【金カ夢】夢の中で……。【Golden Kamuy】
第10章 キロランケニシパ
ア「目玉は茹でダコの味がして美味いぞ。みんな魚が獲れたら一番にホジくってしゃぶる。子供のおやつとして奪い合うくらい大人気なんだ」
巨大魚イトウの目玉だ。この中で1番年齢の低いアシㇼパの顔の大きさほどありそうだ。アシㇼパは両手で目玉を持ち、食べていいぞと勧めてくるが、さすがにユメコは食べる勇気がない。
『それならアシㇼパが食べればいいよ』
ア「ユメコは要らないのか?しゃぶっていいぞ、杉元」
ユメコがやんわりと断りを入れると、アシリパは杉元へとイトウの目玉を渡す。
杉元が持ってもかなり大きなイトウの目玉。
杉元は受け取ったイトウの目玉にかぶりつこうとするが大きくてなかなか食べられないし、どう食べたらいいのかも分からないようだ。
杉「おっきい」
キ「杉元……不死身の杉元か?」
キロランケが杉元の名前を聞いて「不死身の杉元」と口にした。なぜその名前を、との4人に緊張が走る。
杉「……なぜそれを?」
キ「俺は第七師団だ」
キロランケは煙草を吸いながら第七師団だと答える。
第七師団と聞くと杉元の雰囲気が一変した。
そっとキロランケから見えない左手で腰に装備していた武器を掴んだ杉元をみて白石は思わず固唾を呑む。
杉「鶴見中尉の手下か?」
ア「待て杉元ッ!」
アシリパが杉元を止め為に声をかける。
ユメコはどうしたらいいのか分からず、白石と共に動けずにいた。
キ「鶴見中尉? 俺がいた小隊の中尉は別の人間だ。それに俺は既に除隊して村で生活しているから誰とも関わりはない」
杉「たしかに鶴見中尉の手下は100名ほどと言っていた。

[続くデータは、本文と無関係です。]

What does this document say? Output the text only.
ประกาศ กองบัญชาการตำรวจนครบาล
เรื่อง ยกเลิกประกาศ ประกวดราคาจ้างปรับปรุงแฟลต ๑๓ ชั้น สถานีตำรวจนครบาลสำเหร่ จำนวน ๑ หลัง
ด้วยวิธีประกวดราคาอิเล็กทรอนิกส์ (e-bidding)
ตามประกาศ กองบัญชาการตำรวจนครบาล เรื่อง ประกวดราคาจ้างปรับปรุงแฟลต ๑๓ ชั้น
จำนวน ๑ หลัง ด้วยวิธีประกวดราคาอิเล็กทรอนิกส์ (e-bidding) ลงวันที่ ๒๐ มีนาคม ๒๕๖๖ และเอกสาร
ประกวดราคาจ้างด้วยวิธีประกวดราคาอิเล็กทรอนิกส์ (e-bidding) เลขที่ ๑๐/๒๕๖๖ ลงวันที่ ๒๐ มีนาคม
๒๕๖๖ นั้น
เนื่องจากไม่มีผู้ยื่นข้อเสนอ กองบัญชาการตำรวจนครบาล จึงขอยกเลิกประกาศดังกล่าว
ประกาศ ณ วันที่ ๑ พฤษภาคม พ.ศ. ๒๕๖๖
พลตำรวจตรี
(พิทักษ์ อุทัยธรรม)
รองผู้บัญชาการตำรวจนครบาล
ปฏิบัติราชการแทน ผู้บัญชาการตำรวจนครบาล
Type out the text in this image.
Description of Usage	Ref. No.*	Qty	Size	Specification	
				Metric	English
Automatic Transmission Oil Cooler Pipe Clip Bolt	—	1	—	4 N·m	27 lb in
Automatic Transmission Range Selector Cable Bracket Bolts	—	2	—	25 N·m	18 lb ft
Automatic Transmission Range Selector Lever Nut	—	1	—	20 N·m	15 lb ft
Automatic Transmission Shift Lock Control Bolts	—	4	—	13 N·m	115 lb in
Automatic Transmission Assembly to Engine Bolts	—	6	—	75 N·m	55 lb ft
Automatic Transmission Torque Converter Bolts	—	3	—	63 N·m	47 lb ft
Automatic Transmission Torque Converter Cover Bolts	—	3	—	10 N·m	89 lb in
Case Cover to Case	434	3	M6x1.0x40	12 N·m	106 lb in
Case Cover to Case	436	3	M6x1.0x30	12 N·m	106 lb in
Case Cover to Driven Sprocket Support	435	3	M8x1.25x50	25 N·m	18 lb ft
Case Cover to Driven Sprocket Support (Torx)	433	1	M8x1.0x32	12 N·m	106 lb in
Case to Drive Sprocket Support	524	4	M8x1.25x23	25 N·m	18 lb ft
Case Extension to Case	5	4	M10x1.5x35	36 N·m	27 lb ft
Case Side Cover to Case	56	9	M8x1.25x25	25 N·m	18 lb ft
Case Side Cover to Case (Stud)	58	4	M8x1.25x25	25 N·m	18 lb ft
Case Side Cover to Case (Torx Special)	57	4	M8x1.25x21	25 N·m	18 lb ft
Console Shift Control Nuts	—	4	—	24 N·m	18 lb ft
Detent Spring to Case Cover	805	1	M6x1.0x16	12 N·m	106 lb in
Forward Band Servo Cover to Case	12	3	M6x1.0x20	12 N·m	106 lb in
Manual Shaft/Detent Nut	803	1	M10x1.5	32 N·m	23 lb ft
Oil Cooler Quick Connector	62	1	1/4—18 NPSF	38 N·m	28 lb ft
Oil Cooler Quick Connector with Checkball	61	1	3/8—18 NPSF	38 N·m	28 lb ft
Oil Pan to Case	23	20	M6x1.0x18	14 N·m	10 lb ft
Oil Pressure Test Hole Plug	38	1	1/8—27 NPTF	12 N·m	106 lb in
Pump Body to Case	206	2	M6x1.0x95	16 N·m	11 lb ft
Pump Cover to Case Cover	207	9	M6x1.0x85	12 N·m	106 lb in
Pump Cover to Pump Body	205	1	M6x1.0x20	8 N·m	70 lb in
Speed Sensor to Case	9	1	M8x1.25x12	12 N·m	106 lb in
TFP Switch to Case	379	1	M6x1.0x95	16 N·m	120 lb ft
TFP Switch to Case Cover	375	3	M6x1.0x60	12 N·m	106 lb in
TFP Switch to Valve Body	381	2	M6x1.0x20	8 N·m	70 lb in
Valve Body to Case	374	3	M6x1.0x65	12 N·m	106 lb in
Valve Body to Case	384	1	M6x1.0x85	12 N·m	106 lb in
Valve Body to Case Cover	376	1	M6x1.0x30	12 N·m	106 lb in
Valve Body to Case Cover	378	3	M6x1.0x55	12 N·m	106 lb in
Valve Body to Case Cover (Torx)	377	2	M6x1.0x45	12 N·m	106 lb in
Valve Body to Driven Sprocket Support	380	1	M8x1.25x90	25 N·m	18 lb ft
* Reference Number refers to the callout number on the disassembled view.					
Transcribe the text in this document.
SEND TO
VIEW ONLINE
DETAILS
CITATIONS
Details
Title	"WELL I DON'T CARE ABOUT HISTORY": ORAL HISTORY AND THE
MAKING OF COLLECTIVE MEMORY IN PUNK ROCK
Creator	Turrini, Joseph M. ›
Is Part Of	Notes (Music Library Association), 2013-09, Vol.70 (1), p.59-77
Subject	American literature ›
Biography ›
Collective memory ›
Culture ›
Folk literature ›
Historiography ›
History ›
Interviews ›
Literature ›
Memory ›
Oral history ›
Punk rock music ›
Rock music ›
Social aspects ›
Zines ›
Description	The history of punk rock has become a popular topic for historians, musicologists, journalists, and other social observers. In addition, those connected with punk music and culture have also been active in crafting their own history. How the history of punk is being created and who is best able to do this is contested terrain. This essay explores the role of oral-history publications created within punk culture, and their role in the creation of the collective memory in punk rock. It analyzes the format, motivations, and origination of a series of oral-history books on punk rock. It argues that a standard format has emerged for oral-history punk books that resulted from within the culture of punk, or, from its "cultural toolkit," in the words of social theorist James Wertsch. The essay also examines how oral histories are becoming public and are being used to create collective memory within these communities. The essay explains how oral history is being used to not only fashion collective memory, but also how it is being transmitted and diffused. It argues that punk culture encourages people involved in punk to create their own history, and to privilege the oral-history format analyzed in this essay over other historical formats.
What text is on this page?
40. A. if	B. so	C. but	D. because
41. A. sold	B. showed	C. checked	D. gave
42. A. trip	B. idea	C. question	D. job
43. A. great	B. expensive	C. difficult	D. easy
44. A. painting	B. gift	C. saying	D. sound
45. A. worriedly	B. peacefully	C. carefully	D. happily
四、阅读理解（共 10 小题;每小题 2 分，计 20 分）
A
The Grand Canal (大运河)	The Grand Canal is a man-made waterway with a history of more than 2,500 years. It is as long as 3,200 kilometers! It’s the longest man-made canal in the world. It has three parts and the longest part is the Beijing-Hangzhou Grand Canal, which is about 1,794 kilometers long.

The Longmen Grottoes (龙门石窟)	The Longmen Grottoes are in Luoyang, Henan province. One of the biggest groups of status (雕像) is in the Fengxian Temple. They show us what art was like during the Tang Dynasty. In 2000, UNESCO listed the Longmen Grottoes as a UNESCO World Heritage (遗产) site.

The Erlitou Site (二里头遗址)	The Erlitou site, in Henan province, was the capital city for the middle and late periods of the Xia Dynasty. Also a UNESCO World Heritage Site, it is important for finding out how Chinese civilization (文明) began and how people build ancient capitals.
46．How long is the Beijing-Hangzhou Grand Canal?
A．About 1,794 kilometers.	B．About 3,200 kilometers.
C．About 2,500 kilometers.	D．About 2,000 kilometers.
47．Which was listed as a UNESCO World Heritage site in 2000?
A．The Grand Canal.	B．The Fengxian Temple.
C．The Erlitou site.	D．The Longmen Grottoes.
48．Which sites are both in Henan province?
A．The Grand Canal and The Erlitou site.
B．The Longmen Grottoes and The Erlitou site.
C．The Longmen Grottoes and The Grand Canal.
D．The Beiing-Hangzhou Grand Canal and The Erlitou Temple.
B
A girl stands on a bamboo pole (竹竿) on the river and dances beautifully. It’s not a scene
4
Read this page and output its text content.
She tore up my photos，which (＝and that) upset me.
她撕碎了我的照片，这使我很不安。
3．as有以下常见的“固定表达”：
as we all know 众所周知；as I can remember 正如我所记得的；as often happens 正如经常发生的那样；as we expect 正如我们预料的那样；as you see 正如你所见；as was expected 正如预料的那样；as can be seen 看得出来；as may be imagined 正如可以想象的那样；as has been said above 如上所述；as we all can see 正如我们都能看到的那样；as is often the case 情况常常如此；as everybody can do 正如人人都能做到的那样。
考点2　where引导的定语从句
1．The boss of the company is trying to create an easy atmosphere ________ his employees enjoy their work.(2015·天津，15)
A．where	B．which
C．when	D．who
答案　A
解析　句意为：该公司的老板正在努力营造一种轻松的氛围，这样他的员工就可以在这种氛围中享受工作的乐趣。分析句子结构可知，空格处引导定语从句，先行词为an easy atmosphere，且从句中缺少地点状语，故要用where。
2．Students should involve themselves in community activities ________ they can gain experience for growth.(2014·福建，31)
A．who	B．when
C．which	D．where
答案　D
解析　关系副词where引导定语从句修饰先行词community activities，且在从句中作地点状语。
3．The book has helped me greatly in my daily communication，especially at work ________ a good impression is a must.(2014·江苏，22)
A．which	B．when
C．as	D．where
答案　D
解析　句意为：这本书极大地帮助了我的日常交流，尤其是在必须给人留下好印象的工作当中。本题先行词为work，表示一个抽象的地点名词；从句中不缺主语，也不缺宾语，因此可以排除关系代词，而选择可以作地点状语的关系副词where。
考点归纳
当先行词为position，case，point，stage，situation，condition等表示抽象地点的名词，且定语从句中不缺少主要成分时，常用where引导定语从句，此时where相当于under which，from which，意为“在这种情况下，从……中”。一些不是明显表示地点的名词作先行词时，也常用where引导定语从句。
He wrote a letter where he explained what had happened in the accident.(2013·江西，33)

第七師団といっても鶴見中尉の隊とは限らんか」
納得して腰の武器から手を離す杉元にアシリパたち3人はほっとした。
日露戦争時の師団の編成は、100名弱の小隊を率いるのが中尉。
その小隊が4個で中隊となり中隊長は大尉。
中隊が3個で大隊、大隊が3個で聯隊。
日露戦争時、第七師団には4個の歩兵聯隊があり、そのほか騎兵聯隊や砲兵聯隊など約二万人の兵で編成されていた。